Calculating the energy of the spring having the maximum amplitude for each time point based on the expected amplitude of the steady state; And

Calculating an input pure tone amplitude based on the energy;

Frequency extraction method of the sound comprising a.
The method of claim 11,

The steady state expected amplitude (A i, s ), the frequency extraction method of the sound, characterized in that calculated by the following equation.

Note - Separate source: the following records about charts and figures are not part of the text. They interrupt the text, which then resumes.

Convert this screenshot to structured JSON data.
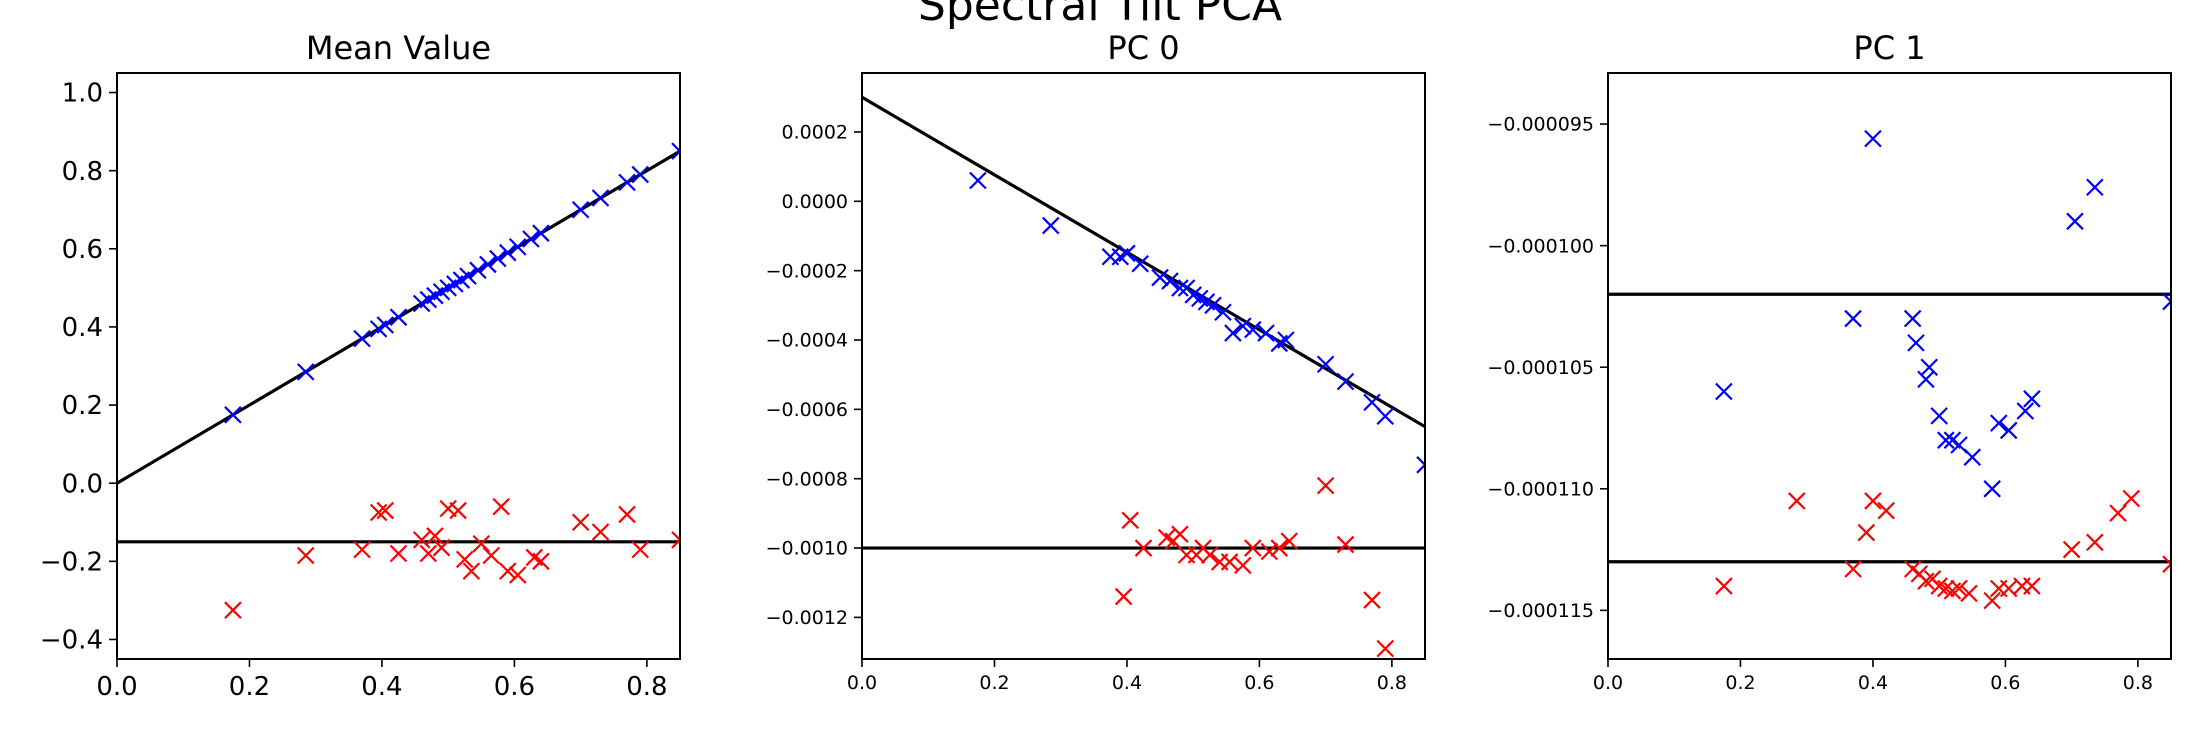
{
  "figure": {
    "suptitle": "Spectral Tilt PCA"
  },
  "chart_data": [
    {
      "type": "scatter",
      "title": "Mean Value",
      "xlim": [
        0.0,
        0.85
      ],
      "ylim": [
        -0.45,
        1.05
      ],
      "xticks": [
        0.0,
        0.2,
        0.4,
        0.6,
        0.8
      ],
      "xtick_labels": [
        "0.0",
        "0.2",
        "0.4",
        "0.6",
        "0.8"
      ],
      "yticks": [
        -0.4,
        -0.2,
        0.0,
        0.2,
        0.4,
        0.6,
        0.8,
        1.0
      ],
      "ytick_labels": [
        "−0.4",
        "−0.2",
        "0.0",
        "0.2",
        "0.4",
        "0.6",
        "0.8",
        "1.0"
      ],
      "lines": [
        {
          "x": [
            0.0,
            0.85
          ],
          "y": [
            0.0,
            0.85
          ]
        },
        {
          "x": [
            0.0,
            0.85
          ],
          "y": [
            -0.15,
            -0.15
          ]
        }
      ],
      "series": [
        {
          "color": "#0000ff",
          "marker": "x",
          "x": [
            0.175,
            0.285,
            0.37,
            0.395,
            0.405,
            0.425,
            0.46,
            0.47,
            0.48,
            0.49,
            0.5,
            0.51,
            0.52,
            0.53,
            0.545,
            0.56,
            0.575,
            0.59,
            0.605,
            0.625,
            0.64,
            0.7,
            0.73,
            0.77,
            0.79,
            0.85
          ],
          "y": [
            0.175,
            0.285,
            0.37,
            0.395,
            0.405,
            0.425,
            0.46,
            0.47,
            0.48,
            0.49,
            0.5,
            0.51,
            0.52,
            0.53,
            0.545,
            0.56,
            0.575,
            0.59,
            0.605,
            0.625,
            0.64,
            0.7,
            0.73,
            0.77,
            0.79,
            0.85
          ]
        },
        {
          "color": "#ff0000",
          "marker": "x",
          "x": [
            0.175,
            0.285,
            0.37,
            0.395,
            0.405,
            0.425,
            0.46,
            0.47,
            0.48,
            0.49,
            0.5,
            0.515,
            0.525,
            0.535,
            0.55,
            0.565,
            0.58,
            0.59,
            0.605,
            0.63,
            0.64,
            0.7,
            0.73,
            0.77,
            0.79,
            0.85
          ],
          "y": [
            -0.325,
            -0.185,
            -0.17,
            -0.075,
            -0.07,
            -0.18,
            -0.145,
            -0.18,
            -0.135,
            -0.165,
            -0.065,
            -0.07,
            -0.195,
            -0.225,
            -0.155,
            -0.185,
            -0.06,
            -0.225,
            -0.235,
            -0.19,
            -0.2,
            -0.1,
            -0.125,
            -0.08,
            -0.17,
            -0.145
          ]
        }
      ]
    },
    {
      "type": "scatter",
      "title": "PC 0",
      "xlim": [
        0.0,
        0.85
      ],
      "ylim": [
        -0.00132,
        0.00037
      ],
      "xticks": [
        0.0,
        0.2,
        0.4,
        0.6,
        0.8
      ],
      "xtick_labels": [
        "0.0",
        "0.2",
        "0.4",
        "0.6",
        "0.8"
      ],
      "yticks": [
        -0.0012,
        -0.001,
        -0.0008,
        -0.0006,
        -0.0004,
        -0.0002,
        0.0,
        0.0002
      ],
      "ytick_labels": [
        "−0.0012",
        "−0.0010",
        "−0.0008",
        "−0.0006",
        "−0.0004",
        "−0.0002",
        "0.0000",
        "0.0002"
      ],
      "lines": [
        {
          "x": [
            0.0,
            0.85
          ],
          "y": [
            0.0003,
            -0.00065
          ]
        },
        {
          "x": [
            0.0,
            0.85
          ],
          "y": [
            -0.001,
            -0.001
          ]
        }
      ],
      "series": [
        {
          "color": "#0000ff",
          "marker": "x",
          "x": [
            0.175,
            0.285,
            0.375,
            0.39,
            0.4,
            0.42,
            0.45,
            0.465,
            0.48,
            0.49,
            0.5,
            0.51,
            0.52,
            0.53,
            0.545,
            0.56,
            0.575,
            0.59,
            0.61,
            0.63,
            0.64,
            0.7,
            0.73,
            0.77,
            0.79,
            0.85
          ],
          "y": [
            6e-05,
            -7e-05,
            -0.00016,
            -0.00016,
            -0.00015,
            -0.00018,
            -0.00022,
            -0.00023,
            -0.00025,
            -0.00025,
            -0.00027,
            -0.00028,
            -0.00029,
            -0.0003,
            -0.00032,
            -0.00038,
            -0.00036,
            -0.00037,
            -0.00038,
            -0.00041,
            -0.0004,
            -0.00047,
            -0.00052,
            -0.00058,
            -0.00062,
            -0.00076
          ]
        },
        {
          "color": "#ff0000",
          "marker": "x",
          "x": [
            0.395,
            0.405,
            0.425,
            0.46,
            0.47,
            0.48,
            0.49,
            0.505,
            0.515,
            0.525,
            0.54,
            0.555,
            0.575,
            0.59,
            0.615,
            0.63,
            0.645,
            0.7,
            0.73,
            0.77,
            0.79
          ],
          "y": [
            -0.00114,
            -0.00092,
            -0.001,
            -0.00097,
            -0.00098,
            -0.00096,
            -0.00102,
            -0.00102,
            -0.001,
            -0.00102,
            -0.00104,
            -0.00104,
            -0.00105,
            -0.001,
            -0.00101,
            -0.001,
            -0.00098,
            -0.00082,
            -0.00099,
            -0.00115,
            -0.00129
          ]
        }
      ]
    },
    {
      "type": "scatter",
      "title": "PC 1",
      "xlim": [
        0.0,
        0.85
      ],
      "ylim": [
        -0.000117,
        -9.29e-05
      ],
      "xticks": [
        0.0,
        0.2,
        0.4,
        0.6,
        0.8
      ],
      "xtick_labels": [
        "0.0",
        "0.2",
        "0.4",
        "0.6",
        "0.8"
      ],
      "yticks": [
        -0.000115,
        -0.00011,
        -0.000105,
        -0.0001,
        -9.5e-05
      ],
      "ytick_labels": [
        "−0.000115",
        "−0.000110",
        "−0.000105",
        "−0.000100",
        "−0.000095"
      ],
      "lines": [
        {
          "x": [
            0.0,
            0.85
          ],
          "y": [
            -0.000102,
            -0.000102
          ]
        },
        {
          "x": [
            0.0,
            0.85
          ],
          "y": [
            -0.000113,
            -0.000113
          ]
        }
      ],
      "series": [
        {
          "color": "#0000ff",
          "marker": "x",
          "x": [
            0.175,
            0.37,
            0.4,
            0.46,
            0.465,
            0.48,
            0.485,
            0.5,
            0.51,
            0.52,
            0.53,
            0.55,
            0.58,
            0.59,
            0.605,
            0.63,
            0.64,
            0.705,
            0.735,
            0.85
          ],
          "y": [
            -0.000106,
            -0.000103,
            -9.56e-05,
            -0.000103,
            -0.000104,
            -0.0001055,
            -0.000105,
            -0.000107,
            -0.000108,
            -0.000108,
            -0.0001082,
            -0.0001087,
            -0.00011,
            -0.0001073,
            -0.0001076,
            -0.0001068,
            -0.0001063,
            -9.9e-05,
            -9.76e-05,
            -0.0001023
          ]
        },
        {
          "color": "#ff0000",
          "marker": "x",
          "x": [
            0.175,
            0.285,
            0.37,
            0.39,
            0.4,
            0.42,
            0.46,
            0.47,
            0.48,
            0.49,
            0.5,
            0.51,
            0.52,
            0.53,
            0.545,
            0.58,
            0.59,
            0.605,
            0.625,
            0.64,
            0.7,
            0.735,
            0.77,
            0.79,
            0.85
          ],
          "y": [
            -0.000114,
            -0.0001105,
            -0.0001133,
            -0.0001118,
            -0.0001105,
            -0.0001109,
            -0.0001133,
            -0.0001135,
            -0.0001138,
            -0.0001137,
            -0.000114,
            -0.0001141,
            -0.0001142,
            -0.0001141,
            -0.0001143,
            -0.0001146,
            -0.0001141,
            -0.0001141,
            -0.000114,
            -0.000114,
            -0.0001125,
            -0.0001122,
            -0.000111,
            -0.0001104,
            -0.0001131
          ]
        }
      ]
    }
  ]
}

(However, t 1 and t 2 are two points in the input period of the sound that satisfies t 2 >t 1 ,

Ai(t 1 ) is the amplitude of the spring with the maximum amplitude for each time point at t 1 ,

Ai(t 2 ) is the amplitude of the spring with the maximum amplitude for each time point at t 2 ,

ζ is the attenuation ratio of the plurality of springs,

ω is when ω i is the natural frequency of the spring with the maximum amplitude for each time point,
Satisfies consciousness)
The method of claim 11,

The modeling step,

Measuring displacements and velocities of each of the plurality of springs for each viewpoint;

Calculating energy for each time point of each of the plurality of springs based on the displacement and speed; And

Calculating the amplitude of each of the plurality of springs, based on the energy

Frequency extraction method of the sound comprising a.
A computer-readable recording medium in which the method of frequency extraction of sound of claim 11 is recorded.
A spring modeling unit that calculates displacement, velocity, energy, and amplitude of each of the plurality of springs by modeling a plurality of springs each having a different natural frequency and vibrating with respect to the input pure tone; And

Among the plurality of modeled springs, the estimated stable state amplitude of the spring with the maximum amplitude for each time point is estimated, and the energy of the maximum spring amplitude is calculated based on the expected steady state amplitude, and the energy is A frequency extraction unit that calculates an input pure tone amplitude based on the result;

Frequency extraction device of the sound comprising a.
Each step is performed by a computer, and by extracting the frequency of the input sound,

When the input sound has a first frequency until a certain point in time, and after the point in time is changed to a second frequency,

The frequency conversion result at the time of the change represents the first frequency,

The method of frequency extraction of sound indicating that the result of the frequency conversion immediately after the changed time point is within 10% of the second frequency.
The method of claim 16,

Modeling a plurality of springs, each of which has a different natural frequency and vibrates according to the input sound;

Calculating a pure tone amplitude of transition states for each view point of the modeled springs;

Calculating a steady state predicted amplitude of the modeled springs;

Calculating a pure tone predicted amplitude based on the expected steady state amplitude;

Calculating a pure tone filtration amplitude by multiplying the transition state pure tone amplitude for each time point by the pure tone predicted amplitude;

Extracting the natural frequency of the spring corresponding to the maximum value of the pure tone filtration amplitude

Frequency extraction method of the sound comprising a.